Ultrahydrophobicity and Wettability of Microtextured Surfaces

Gareth H. McKinley
Director, Hatsopoulos Microfluids Laboratory
Department of Mechanical Engineering, M.I.T., Cambridge, MA 02139, USA


It has long been known that the combination of surface chemistry and topology can strongly amplify the wetting (or non wetting) properties of a substrate. With recent developments in nanofabrication it has become possible to achieve unprecedented control over the microtexture of a surface and this can result in almost perfect ultrahydrophobicity. We discuss two recent developments in the area.

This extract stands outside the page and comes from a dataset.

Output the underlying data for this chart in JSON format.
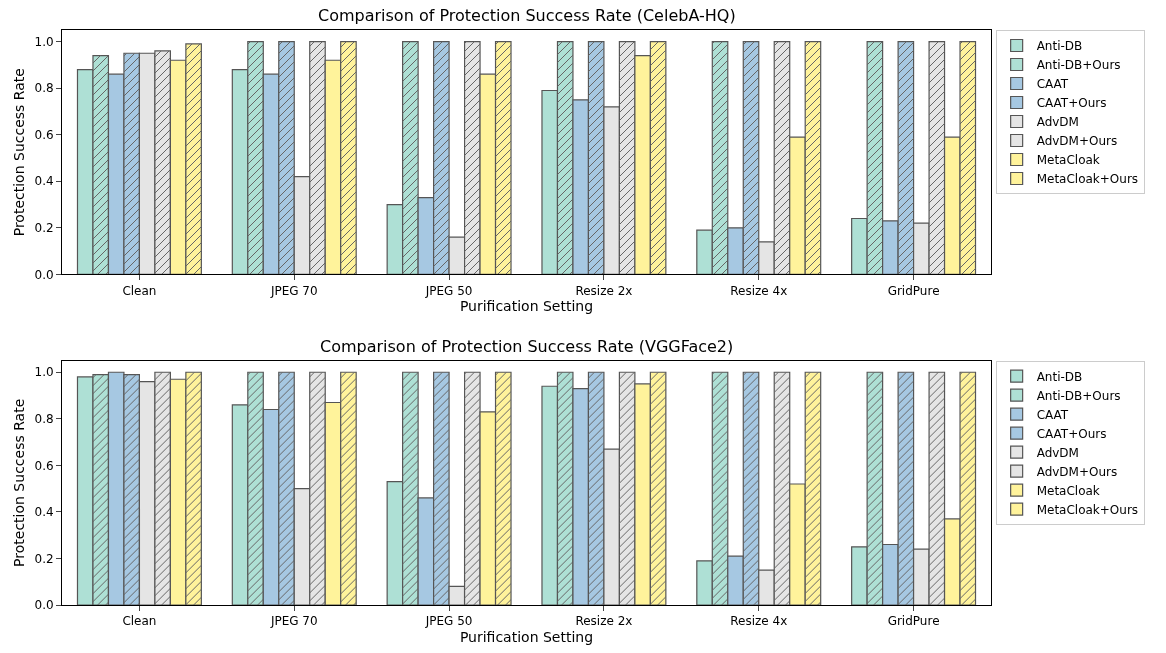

First we show how fluorocarbon chemistry combined with surface roughness on vertically-aligned “nanotube forests” can result in robust ultrahydrophobicity even to condensing vapors. The high thermal conductivity of the nanotubes also suggests possible commercial applications (for example as ultra-conductive heat transfer surfaces or micromixers). We also briefly consider modifications to the impact dynamics at the air-water interface resulting from hydrophobic coatings. Secondly we demonstrate how molecular-level dispersions of perfluorinated nanoparticles can be used to systematically control both the hydrophobicity and oleophobicity (oil-repellency) of polymer substrates. The chemical and topographic mechanisms behind this repellency are elucidated by lithographically producing model microtextured surfaces in silicon that feature strongly re-entrant structures (referred to as 'micro-hoodoos' because of their similarity to geomorphological features). The resulting composite surfaces are the most oleophobic ever produced, with alkane contact angles greater than 160˚ and low hysteresis. These coatings are expected to have a wide range of commercial applications including the development of engineering surfaces with enhanced solvent resistance, reduction of biofouling and separation of oil/water dispersions.